How have your conversations with your actors evolved over the years as they’ve come to better understand and inhabit their characters?

Great showrunners let the show come to them, and that doesn't mean you totally let your audience or collaborators dictate what the show is, but it has to be a two-way street. You have to be open enough to receive sometimes challenging input. These actors I work with are not just brilliant performers, but Emma's this incredibly deep-thinking intellectual storyteller and really does tell their story through Rhaenyra. They keep the whole thing in their head in a really interesting way, and I've gotten tons of feedback from Emma over the seasons about how they see the story when they look solely through Rhaenyra’ eyes. And things come out of that for the story at large that I would not necessarily see because I’m seeing it through 19 POVs.

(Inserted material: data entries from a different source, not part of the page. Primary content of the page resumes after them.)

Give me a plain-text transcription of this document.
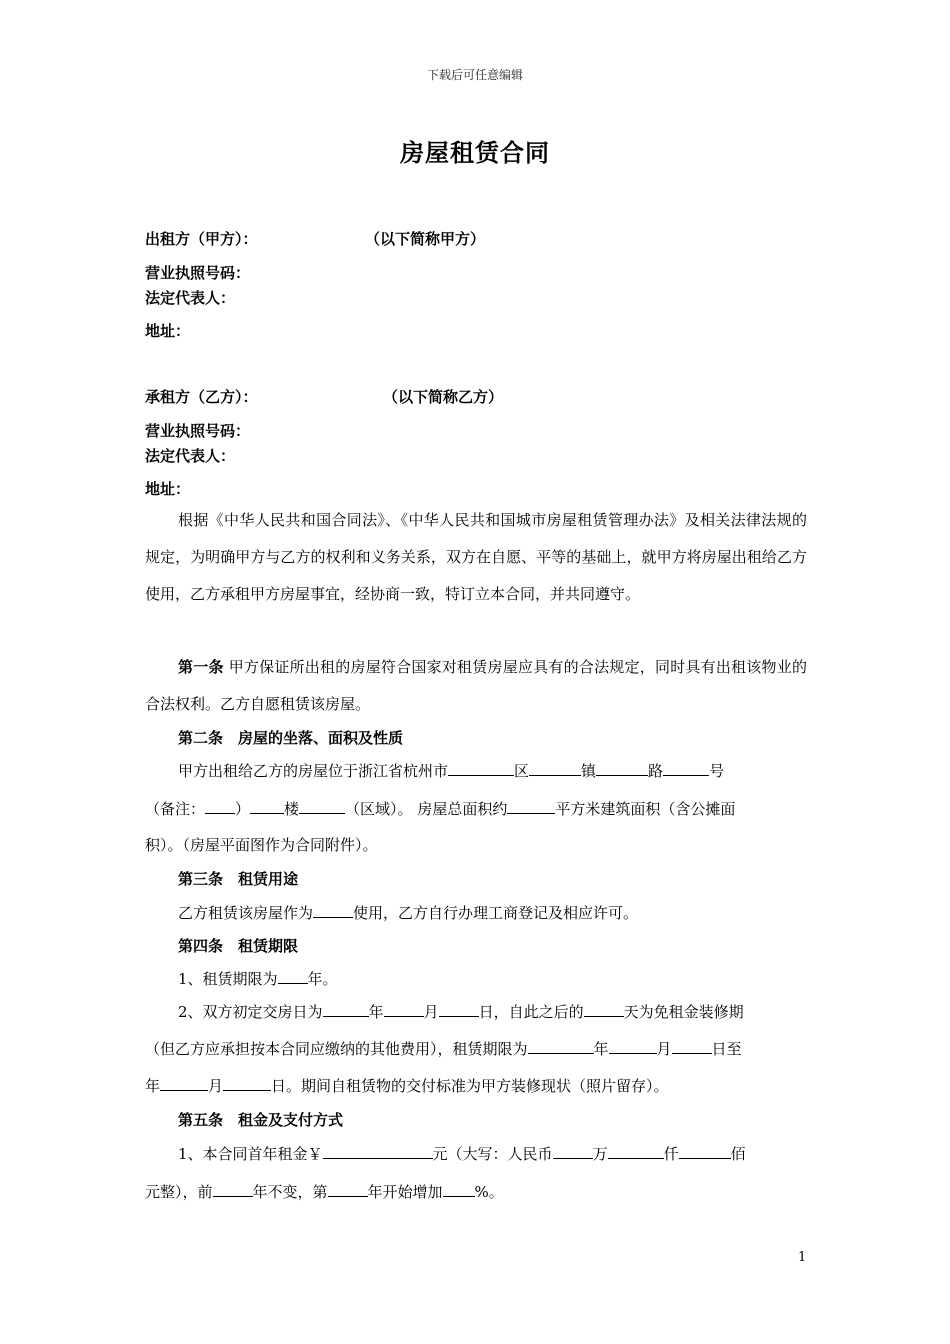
下载后可任意编辑
房屋租赁合同
出租方（甲方）：	（以下简称甲方）
营业执照号码：
法定代表人：
地址：
承租方（乙方）：	（以下简称乙方）
营业执照号码：
法定代表人：
地址：
根据《中华人民共和国合同法》、《中华人民共和国城市房屋租赁管理办法》及相关法律法规的规定，为明确甲方与乙方的权利和义务关系，双方在自愿、平等的基础上，就甲方将房屋出租给乙方使用，乙方承租甲方房屋事宜，经协商一致，特订立本合同，并共同遵守。
第一条 甲方保证所出租的房屋符合国家对租赁房屋应具有的合法规定，同时具有出租该物业的合法权利。乙方自愿租赁该房屋。
第二条　房屋的坐落、面积及性质
甲方出租给乙方的房屋位于浙江省杭州市	区	镇	路	号
（备注： ） 楼	（区域）。 房屋总面积约	平方米建筑面积（含公摊面
积）。（房屋平面图作为合同附件）。
第三条　租赁用途
乙方租赁该房屋作为	使用，乙方自行办理工商登记及相应许可。
第四条　租赁期限
1、租赁期限为 年。
2、双方初定交房日为	年	月	日，自此之后的	天为免租金装修期
（但乙方应承担按本合同应缴纳的其他费用），租赁期限为	年	月	日至
年	月	日。期间自租赁物的交付标准为甲方装修现状（照片留存）。
第五条　租金及支付方式
1、本合同首年租金￥	元（大写：人民币	万	仟	佰
元整），前	年不变，第	年开始增加 %。
1
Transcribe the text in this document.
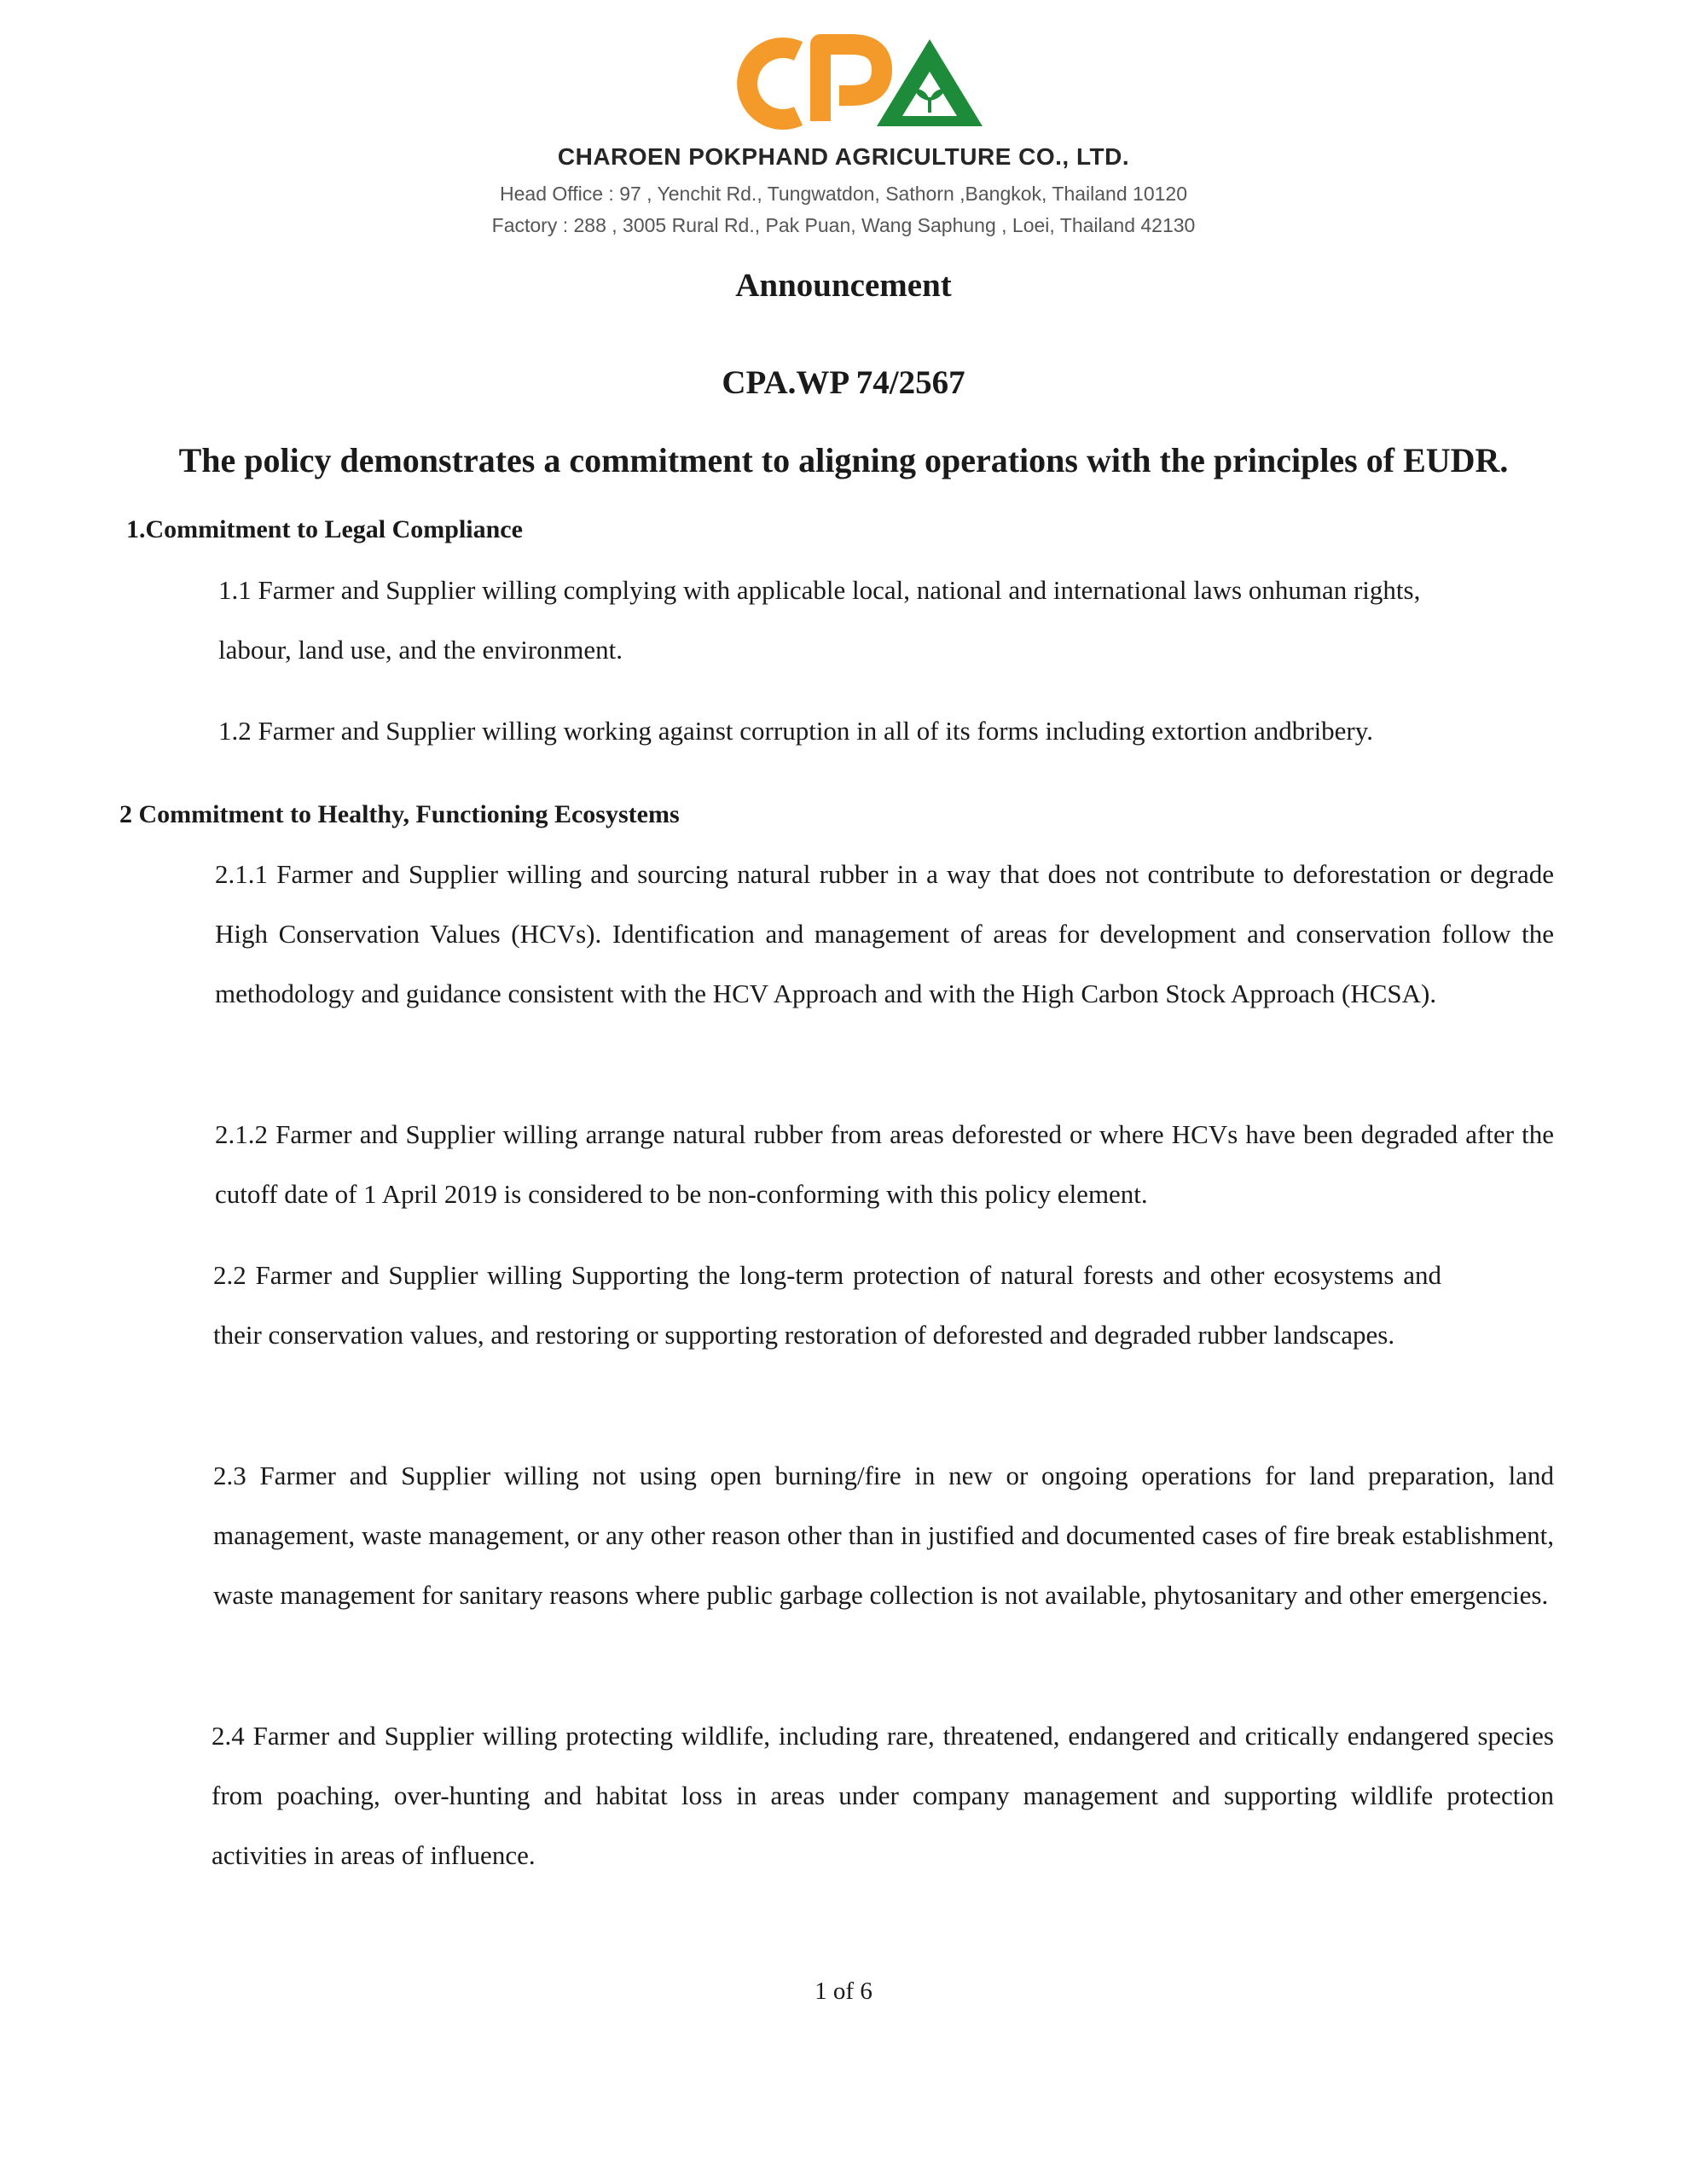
CHAROEN POKPHAND AGRICULTURE CO., LTD.
Head Office : 97 , Yenchit Rd., Tungwatdon, Sathorn ,Bangkok, Thailand 10120
Factory : 288 , 3005 Rural Rd., Pak Puan, Wang Saphung , Loei, Thailand 42130
Announcement
CPA.WP 74/2567
The policy demonstrates a commitment to aligning operations with the principles of EUDR.
1.Commitment to Legal Compliance

1.1 Farmer and Supplier willing complying with applicable local, national and international laws onhuman rights, labour, land use, and the environment.

1.2 Farmer and Supplier willing working against corruption in all of its forms including extortion andbribery.

2 Commitment to Healthy, Functioning Ecosystems

2.1.1 Farmer and Supplier willing and sourcing natural rubber in a way that does not contribute to deforestation or degrade High Conservation Values (HCVs). Identification and management of areas for development and conservation follow the methodology and guidance consistent with the HCV Approach and with the High Carbon Stock Approach (HCSA).

2.1.2 Farmer and Supplier willing arrange natural rubber from areas deforested or where HCVs have been degraded after the cutoff date of 1 April 2019 is considered to be non-conforming with this policy element.

2.2 Farmer and Supplier willing Supporting the long-term protection of natural forests and other ecosystems and their conservation values, and restoring or supporting restoration of deforested and degraded rubber landscapes.

2.3 Farmer and Supplier willing not using open burning/fire in new or ongoing operations for land preparation, land management, waste management, or any other reason other than in justified and documented cases of fire break establishment, waste management for sanitary reasons where public garbage collection is not available, phytosanitary and other emergencies.

2.4 Farmer and Supplier willing protecting wildlife, including rare, threatened, endangered and critically endangered species from poaching, over-hunting and habitat loss in areas under company management and supporting wildlife protection activities in areas of influence.

1 of 6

I keep an active conversation with all the actors. The wonderful thing about this absolute powerhouse group of British talent is most of them are classically trained, so they are storytellers first, and there’s not a lot of ego involved. Every year, we finish the scripts and then have this six-week period where we rehearse, table read all the scripts, and that gives us time to do a final polish with all the actor feedback. And it has consistently made the show better. I'm very proud of it, because you don’t always have time to do that, and we do, and we take advantage of it. There's that level of trust that we can have these open conversations with the shared interest of just making the best television show possible.

This interview has been edited for clarity and length.